道の新エネ大賞受賞 構内車に超小型EV導入 脱炭素への取り組み評価 出光道製油所
EVの前で受賞を喜ぶ山岸所長

 苫小牧市真砂町の出光興産北海道製油所(山岸孝司所長)が「2021年度北海道省エネルギー・新エネルギー促進大賞」の新エネルギー部門で大賞に輝いた。4月に同社が全国の製油所で初めて導入した超小型EV(電気自動車)が評価された。山岸所長は「取り組みが評価されてうれしい。構内でEV導入を進めたい」と喜んでいる。

 同賞は道が2002年度に創設。企業や団体の省エネ促進や新エネの開発・導入事例を選考し、「新エネ」と「省エネ」の2部門で、大賞を1点ずつと奨励賞を決めている。苫小牧市内の大賞受賞は、トヨタ自動車北海道(03年度)に続き2例目。

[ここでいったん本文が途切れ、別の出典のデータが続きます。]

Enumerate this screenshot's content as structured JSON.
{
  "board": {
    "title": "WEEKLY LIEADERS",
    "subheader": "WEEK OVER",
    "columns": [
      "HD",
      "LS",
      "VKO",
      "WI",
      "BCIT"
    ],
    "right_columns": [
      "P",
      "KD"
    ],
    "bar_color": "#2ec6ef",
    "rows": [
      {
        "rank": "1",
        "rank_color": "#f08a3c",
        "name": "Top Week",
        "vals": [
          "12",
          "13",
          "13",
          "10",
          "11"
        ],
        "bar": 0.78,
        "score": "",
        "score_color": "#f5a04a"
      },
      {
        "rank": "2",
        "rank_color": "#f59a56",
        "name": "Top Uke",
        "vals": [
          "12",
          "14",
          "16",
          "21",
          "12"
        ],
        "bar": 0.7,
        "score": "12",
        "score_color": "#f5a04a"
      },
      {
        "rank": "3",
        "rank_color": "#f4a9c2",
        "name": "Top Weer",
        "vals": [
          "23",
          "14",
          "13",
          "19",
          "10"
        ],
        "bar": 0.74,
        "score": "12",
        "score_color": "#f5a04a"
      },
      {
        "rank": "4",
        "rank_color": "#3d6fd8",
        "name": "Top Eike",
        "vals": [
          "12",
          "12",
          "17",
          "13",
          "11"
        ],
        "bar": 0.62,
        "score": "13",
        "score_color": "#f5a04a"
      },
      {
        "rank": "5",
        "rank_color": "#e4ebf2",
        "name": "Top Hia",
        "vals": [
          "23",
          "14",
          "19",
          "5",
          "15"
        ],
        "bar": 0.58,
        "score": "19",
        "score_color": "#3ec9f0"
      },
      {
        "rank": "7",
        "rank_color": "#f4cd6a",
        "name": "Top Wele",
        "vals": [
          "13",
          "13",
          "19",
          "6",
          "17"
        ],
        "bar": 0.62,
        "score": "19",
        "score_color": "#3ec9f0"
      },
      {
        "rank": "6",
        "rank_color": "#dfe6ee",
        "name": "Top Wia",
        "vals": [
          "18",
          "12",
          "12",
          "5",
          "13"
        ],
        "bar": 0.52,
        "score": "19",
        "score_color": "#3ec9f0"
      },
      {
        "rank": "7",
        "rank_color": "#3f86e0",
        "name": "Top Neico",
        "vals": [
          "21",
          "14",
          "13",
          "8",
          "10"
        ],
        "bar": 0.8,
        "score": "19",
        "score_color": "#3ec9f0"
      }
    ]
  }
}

 同製油所は今年4月、持続可能なエネルギーセキュリティーの確保、新たなモビリティー実現を目指し、構内車に超小型EV2台を導入。太陽電池よりも光吸収が優れるとされる「CIS太陽電池」で走行し、製油所内に充電用のカーポートも整えた。二酸化炭素(CO2)排出量を削減しつつ、寒冷地のフィールド実証試験も兼ね、主に設備の点検業務で出動する。

 2050年のカーボンニュートラル(温室効果ガスの排出ゼロ)実現に向け、同製油所も戦略的に体制を見直す。EVはその取り組みを加速させる要素の一つで、山岸所長は「今回の受賞で、方向性は間違っていなかったと実感することができた」と笑顔。EVは構内を毎月100キロほど走行しており、「小回りも利き、製油所ニーズに合っている。(構内ガソリン車の更新で)さらにEVを増やしたい」と話している。